En ese caso, se impone el regreso. Y por
mi parte, me será imposible seguir conviviendo con una mujer que no
es la mía.
—Hombre —dijo Bates, con expresión de duda—,
al fin y al cabo, está tan perfectamente imitada que... Y uno no va
a estarse siempre mano sobre mano.
—Pero no puede ser, Bates; comprenda que no
es moral. Sí, hay que volver. ¿Qué opina usted, capitán?
—Ya lo han oído; el Mando no confía en mí. Y
luego de haber fallado hoy la que creíamos que sería la prueba
decisiva. . Pero en fin, confiemos.
—Volveremos —dijo Horimichi—. Y, entre
tanto, déjense todos de escrúpulos morales. La situación es tan
extraordinaria, que está más allá de toda lógica. Su mujer no le
comprendería, Booth, por más que tratara de explicárselo. Usted
insista, capitán, y volverán a concederle el mando de la Asgard. Por lo que a mí respecta, ya les dije que
sólo presentaré mi comunicación a la Academia Imperial de Ciencias
auténtica.
Y el menudo japonés se arrellanó en su
asiento, convirtiéndose en una brillante calva y unas enormes gafas
de carey (sintético).
Los turborreactores y los tres motores del
cóptero de Booth seguían zumbando regularmente mientras volaban en
silencio, enfrascados en sus propios pensamientos. En el horizonte,
a ambos lados de la vasta superficie del planeta, empezaban a
alzarse las dos lunas gemelas, Luna y Duna.
1Autor de la obra Astronaves sobre la Tierra, Ed. Oromí Barcelona,
1954. Presidente y fundador, conmigo, del «Centro de Estudios
Interplanetarios» (Apartado de Correos 1015, Barcelona).

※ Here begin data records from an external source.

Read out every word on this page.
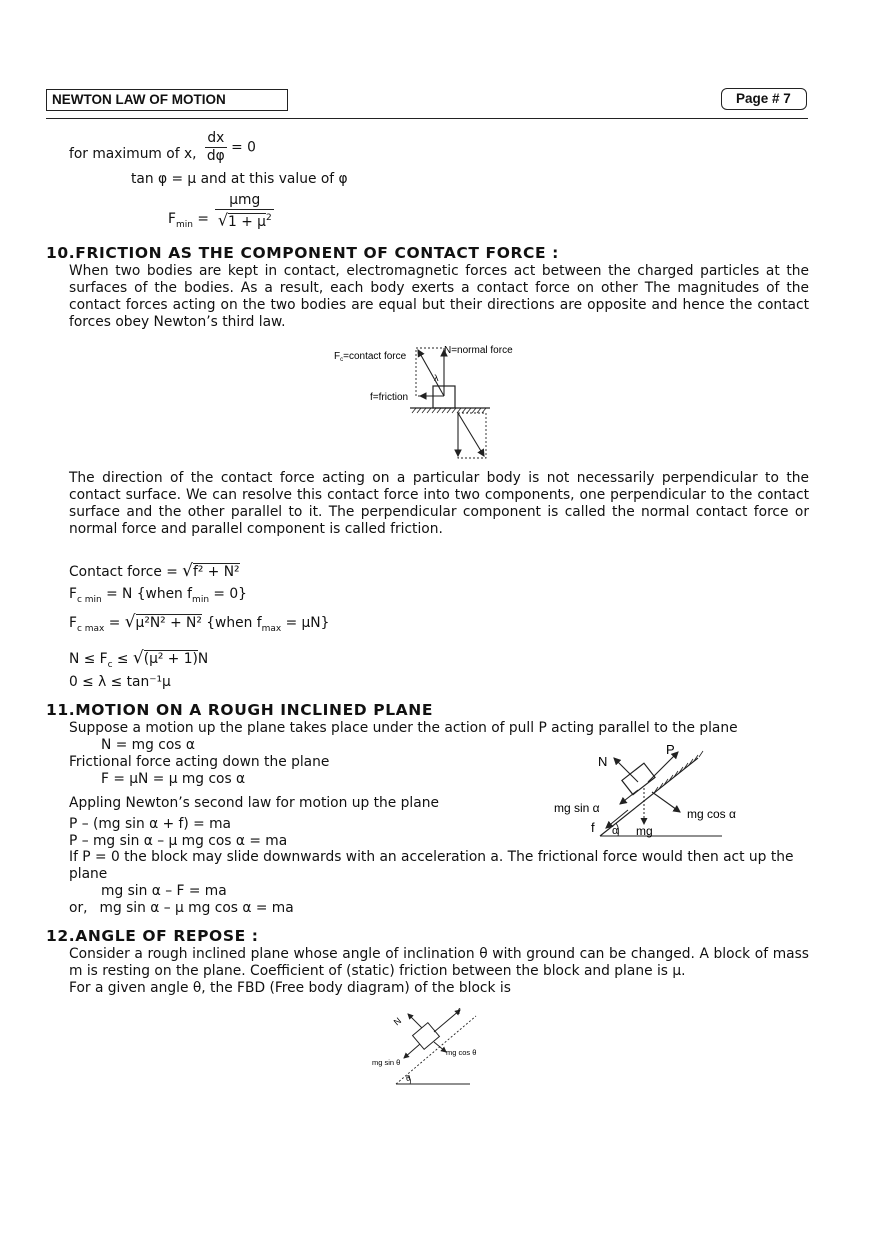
NEWTON LAW OF MOTION	Page # 7
for maximum of x, $\frac{dx}{d\varphi} = 0$
tan φ = μ and at this value of φ
$F_{min} = \frac{\text{μmg}}{√1 + \mu^2}$
10.FRICTION AS THE COMPONENT OF CONTACT FORCE :
When two bodies are kept in contact, electromagnetic forces act between the charged particles at the surfaces of the bodies. As a result, each body exerts a contact force on other The magnitudes of the contact forces acting on the two bodies are equal but their directions are opposite and hence the contact forces obey Newton’s third law.
$F_c=contact$ force
N=normal force
f=friction
λ
The direction of the contact force acting on a particular body is not necessarily perpendicular to the contact surface. We can resolve this contact force into two components, one perpendicular to the contact surface and the other parallel to it. The perpendicular component is called the normal contact force or normal force and parallel component is called friction.
Contact force = √f² + N²
$F_{c min} = N$ {when $f_{min} = 0$}
$F_{c max} = √\mu^2N^2 + N^2$ {when $f_{max} = \mu N$}
$N \le F_c \le √(\mu^2 + 1)N$
0 ≤ λ ≤ tan⁻¹μ
11.MOTION ON A ROUGH INCLINED PLANE
Suppose a motion up the plane takes place under the action of pull P acting parallel to the plane
N = mg cos α
Frictional force acting down the plane
F = μN = μ mg cos α
Appling Newton’s second law for motion up the plane
P – (mg sin α + f) = ma
P – mg sin α – μ mg cos α = ma
If P = 0 the block may slide downwards with an acceleration a. The frictional force would then act up the plane
mg sin α – F = ma
or, mg sin α – μ mg cos α = ma
P
N
mg sin α	mg cos α
f α mg
12.ANGLE OF REPOSE :
Consider a rough inclined plane whose angle of inclination θ with ground can be changed. A block of mass m is resting on the plane. Coefficient of (static) friction between the block and plane is μ.
For a given angle θ, the FBD (Free body diagram) of the block is
N
f
mg cos θ
mg sin θ
θ
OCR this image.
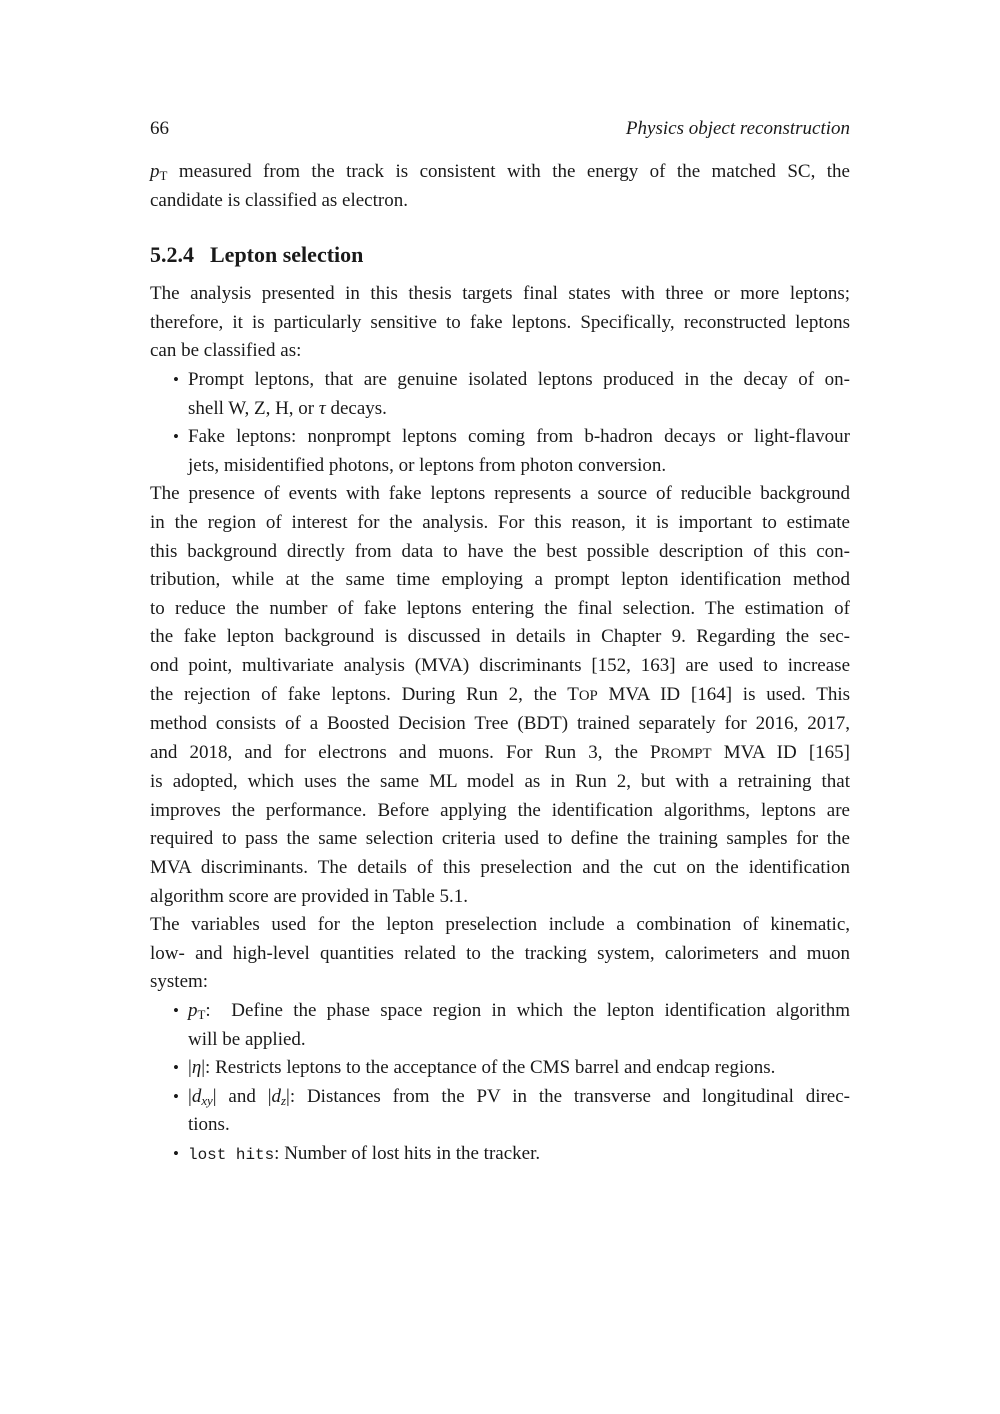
66	Physics object reconstruction
$p_T$ measured from the track is consistent with the energy of the matched SC, the
candidate is classified as electron.
5.2.4 Lepton selection
The analysis presented in this thesis targets final states with three or more leptons;
therefore, it is particularly sensitive to fake leptons. Specifically, reconstructed leptons
can be classified as:
• Prompt leptons, that are genuine isolated leptons produced in the decay of on-
shell W, Z, H, or τ decays.
• Fake leptons: nonprompt leptons coming from b-hadron decays or light-flavour
jets, misidentified photons, or leptons from photon conversion.
The presence of events with fake leptons represents a source of reducible background
in the region of interest for the analysis. For this reason, it is important to estimate
this background directly from data to have the best possible description of this con-
tribution, while at the same time employing a prompt lepton identification method
to reduce the number of fake leptons entering the final selection. The estimation of
the fake lepton background is discussed in details in Chapter 9. Regarding the sec-
ond point, multivariate analysis (MVA) discriminants [152, 163] are used to increase
the rejection of fake leptons. During Run 2, the TOP MVA ID [164] is used. This
method consists of a Boosted Decision Tree (BDT) trained separately for 2016, 2017,
and 2018, and for electrons and muons. For Run 3, the PROMPT MVA ID [165]
is adopted, which uses the same ML model as in Run 2, but with a retraining that
improves the performance. Before applying the identification algorithms, leptons are
required to pass the same selection criteria used to define the training samples for the
MVA discriminants. The details of this preselection and the cut on the identification
algorithm score are provided in Table 5.1.
The variables used for the lepton preselection include a combination of kinematic,
low- and high-level quantities related to the tracking system, calorimeters and muon
system:
• $p_T$:  Define the phase space region in which the lepton identification algorithm
will be applied.
• |η|: Restricts leptons to the acceptance of the CMS barrel and endcap regions.
• $|d_{xy}|$ and $|d_z|$: Distances from the PV in the transverse and longitudinal direc-
tions.
• lost hits: Number of lost hits in the tracker.
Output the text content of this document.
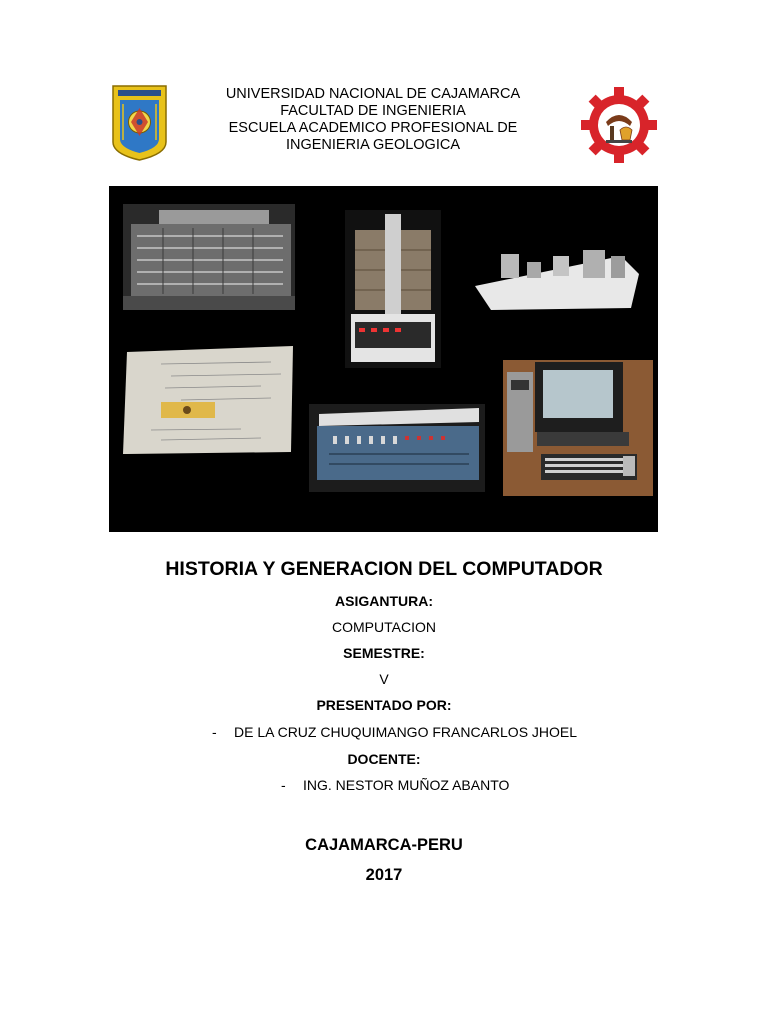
UNIVERSIDAD NACIONAL DE CAJAMARCA
FACULTAD DE INGENIERIA
ESCUELA ACADEMICO PROFESIONAL DE
INGENIERIA GEOLOGICA
HISTORIA Y GENERACION DEL COMPUTADOR
ASIGANTURA:
COMPUTACION
SEMESTRE:
V
PRESENTADO POR:
- DE LA CRUZ CHUQUIMANGO FRANCARLOS JHOEL
DOCENTE:
- ING. NESTOR MUÑOZ ABANTO
CAJAMARCA-PERU
2017
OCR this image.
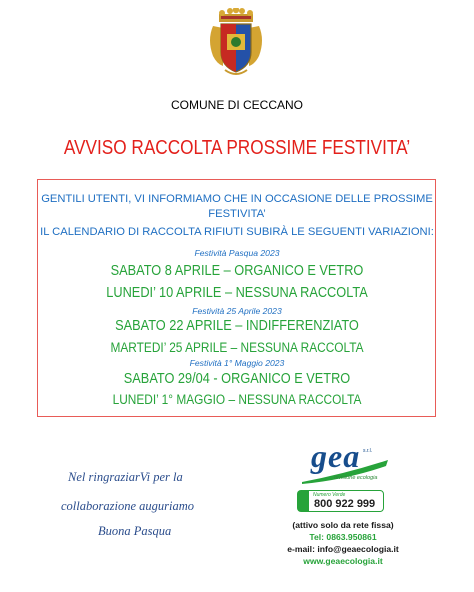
COMUNE DI CECCANO
AVVISO RACCOLTA PROSSIME FESTIVITA’
GENTILI UTENTI, VI INFORMIAMO CHE IN OCCASIONE DELLE PROSSIME
FESTIVITA’
IL CALENDARIO DI RACCOLTA RIFIUTI SUBIRÀ LE SEGUENTI VARIAZIONI:
Festività Pasqua 2023
SABATO 8 APRILE – ORGANICO E VETRO
LUNEDI’ 10 APRILE – NESSUNA RACCOLTA
Festività 25 Aprile 2023
SABATO 22 APRILE – INDIFFERENZIATO
MARTEDI’ 25 APRILE – NESSUNA RACCOLTA
Festività 1° Maggio 2023
SABATO 29/04 - ORGANICO E VETRO
LUNEDI’ 1° MAGGIO – NESSUNA RACCOLTA
Nel ringraziarVi per la
collaborazione auguriamo
Buona Pasqua
gea s.r.l.
divisione ecologia
Numero Verde
800 922 999
(attivo solo da rete fissa)
Tel: 0863.950861
e-mail: info@geaecologia.it
www.geaecologia.it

2La observación que sigue —de la que
únicamente se han cambiado nombres y fechas —es rigurosamente
auténtica y fue publicada por «L'Alsace» el 9 − 10 − 1954. siendo
reproducida por Jimmy Guieu en su obra Black
Out sur les Soucoupes Volantes pág. 147. Ed. Fleuve Noir,
París, 1957. Jimmy Guieu es el jefe de los Servicios de Encuesta de
la Comisión Internacional de Encuesta OURANOS. (N. del A.)